- Zachęcamy do oddawania głosów w specjalnej ankiecie, która znajduje się pod artykułem
Niecałe dwa lata temu Polska żyła transportem gigantycznej maszyny TBM do wydrążenia tunelu na drodze S19. Jej elementy były przewożone okrężną drogą lądową z Opola (przypłynęła tam na barce Odrą) do Rzeszowa.
Okręt podwodny jedzie do muzeum
Teraz nie tylko Niemcy śledzą ostatnią drogę U-Boota. To już drugi raz, gdy jest on transportowany. W połowie 2023 r. okręt dostarczono do Muzeum Techniki w Spirze, gdzie został przygotowany do dalszej drogi, m.in. wyremontowano silniki i wymontowano akumulatory.
30 czerwca 2024 r. okręt wyruszył do swojego miejsca docelowego, czyli oddalonego o 40 km w linii prostej Muzeum Techniki w Sinsheim. Z racji wielkości ładunku trasa jest oczywiście dużo bardziej skomplikowana i potrwa w sumie cztery tygodnie.
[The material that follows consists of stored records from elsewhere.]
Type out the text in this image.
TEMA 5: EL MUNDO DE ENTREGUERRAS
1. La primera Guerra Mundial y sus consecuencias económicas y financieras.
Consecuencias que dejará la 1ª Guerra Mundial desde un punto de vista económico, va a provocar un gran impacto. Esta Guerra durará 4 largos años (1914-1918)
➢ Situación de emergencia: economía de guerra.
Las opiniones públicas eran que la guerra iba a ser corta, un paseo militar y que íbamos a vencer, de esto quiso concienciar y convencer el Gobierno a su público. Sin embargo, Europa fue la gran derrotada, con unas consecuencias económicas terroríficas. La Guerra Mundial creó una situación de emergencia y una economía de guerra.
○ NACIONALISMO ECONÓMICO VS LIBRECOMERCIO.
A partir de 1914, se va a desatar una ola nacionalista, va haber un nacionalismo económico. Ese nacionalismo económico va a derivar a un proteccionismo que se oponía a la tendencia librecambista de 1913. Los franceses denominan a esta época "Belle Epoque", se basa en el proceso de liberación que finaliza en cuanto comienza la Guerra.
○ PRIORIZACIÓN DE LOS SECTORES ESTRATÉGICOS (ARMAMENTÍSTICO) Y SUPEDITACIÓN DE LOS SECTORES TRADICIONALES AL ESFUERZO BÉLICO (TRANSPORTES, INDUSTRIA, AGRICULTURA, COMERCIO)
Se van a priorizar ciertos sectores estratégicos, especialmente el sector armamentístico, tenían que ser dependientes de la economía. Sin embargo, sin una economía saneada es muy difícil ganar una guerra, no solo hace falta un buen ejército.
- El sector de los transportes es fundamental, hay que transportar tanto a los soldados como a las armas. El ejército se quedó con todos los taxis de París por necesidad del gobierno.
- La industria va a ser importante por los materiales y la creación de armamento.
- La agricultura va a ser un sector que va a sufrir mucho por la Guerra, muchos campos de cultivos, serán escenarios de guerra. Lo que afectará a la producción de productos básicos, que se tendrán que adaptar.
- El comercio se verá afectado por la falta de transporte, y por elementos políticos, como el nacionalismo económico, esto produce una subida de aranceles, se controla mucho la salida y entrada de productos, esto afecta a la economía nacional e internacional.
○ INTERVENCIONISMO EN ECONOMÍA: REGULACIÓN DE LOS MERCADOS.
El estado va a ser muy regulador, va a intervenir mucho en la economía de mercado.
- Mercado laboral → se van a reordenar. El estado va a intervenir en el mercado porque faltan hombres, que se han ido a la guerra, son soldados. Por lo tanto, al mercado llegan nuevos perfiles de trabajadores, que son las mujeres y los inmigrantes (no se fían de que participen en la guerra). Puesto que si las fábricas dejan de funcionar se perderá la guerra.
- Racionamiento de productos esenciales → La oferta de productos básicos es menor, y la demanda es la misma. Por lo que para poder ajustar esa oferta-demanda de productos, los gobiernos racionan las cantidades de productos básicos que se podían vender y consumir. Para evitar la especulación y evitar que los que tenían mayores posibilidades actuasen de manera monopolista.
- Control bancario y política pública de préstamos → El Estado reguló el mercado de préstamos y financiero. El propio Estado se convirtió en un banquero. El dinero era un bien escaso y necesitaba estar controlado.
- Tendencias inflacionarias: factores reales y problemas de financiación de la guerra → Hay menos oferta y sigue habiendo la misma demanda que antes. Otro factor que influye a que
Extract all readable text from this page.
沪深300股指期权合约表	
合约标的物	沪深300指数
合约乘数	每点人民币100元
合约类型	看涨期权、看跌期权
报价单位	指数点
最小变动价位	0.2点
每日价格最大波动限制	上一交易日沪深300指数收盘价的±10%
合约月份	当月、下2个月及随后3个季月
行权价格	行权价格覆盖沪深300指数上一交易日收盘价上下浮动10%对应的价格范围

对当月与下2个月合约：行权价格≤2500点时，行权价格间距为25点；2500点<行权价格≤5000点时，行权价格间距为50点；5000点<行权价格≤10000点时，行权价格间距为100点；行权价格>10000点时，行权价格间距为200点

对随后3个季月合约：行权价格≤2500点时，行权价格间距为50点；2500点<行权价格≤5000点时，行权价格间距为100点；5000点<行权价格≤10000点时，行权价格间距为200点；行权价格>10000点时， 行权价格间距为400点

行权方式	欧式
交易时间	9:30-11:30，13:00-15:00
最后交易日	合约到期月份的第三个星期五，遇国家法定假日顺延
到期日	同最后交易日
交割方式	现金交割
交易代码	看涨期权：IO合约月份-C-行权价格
Transport odbywał się już rzekami (Renem i Neckarem), a okręt był transportowany również na boku (przechylony pod kątem 76 stopni), żeby zmieścił się pod mostami.
- Przeczytaj także: Koniec kłótni o lewy kierunkowskaz na rondzie. Zapadł wyrok sądu
Najtrudniejszy jest jednak odcinek drogowy — z Haßmersheim przez ciasne centrum Bad Rappenau i dalej autostradą A6 do Sinsheim. U-Boot jest transportowany na niskopodłogowej, trzydziestoosiowej naczepie, holowanej i pchanej przez duże ciągniki.
Okręt podwodny U17 to prawdziwy kolos, szczególnie w warunkach lądowych. Ma 48,6 m długości, 4,6 m szerokości i 9 m wysokości, a jego masa to 350 ton. Służył dla niemieckiej marynarki od 1973 do 2010 r. Teraz stanie się obiektem muzealnym.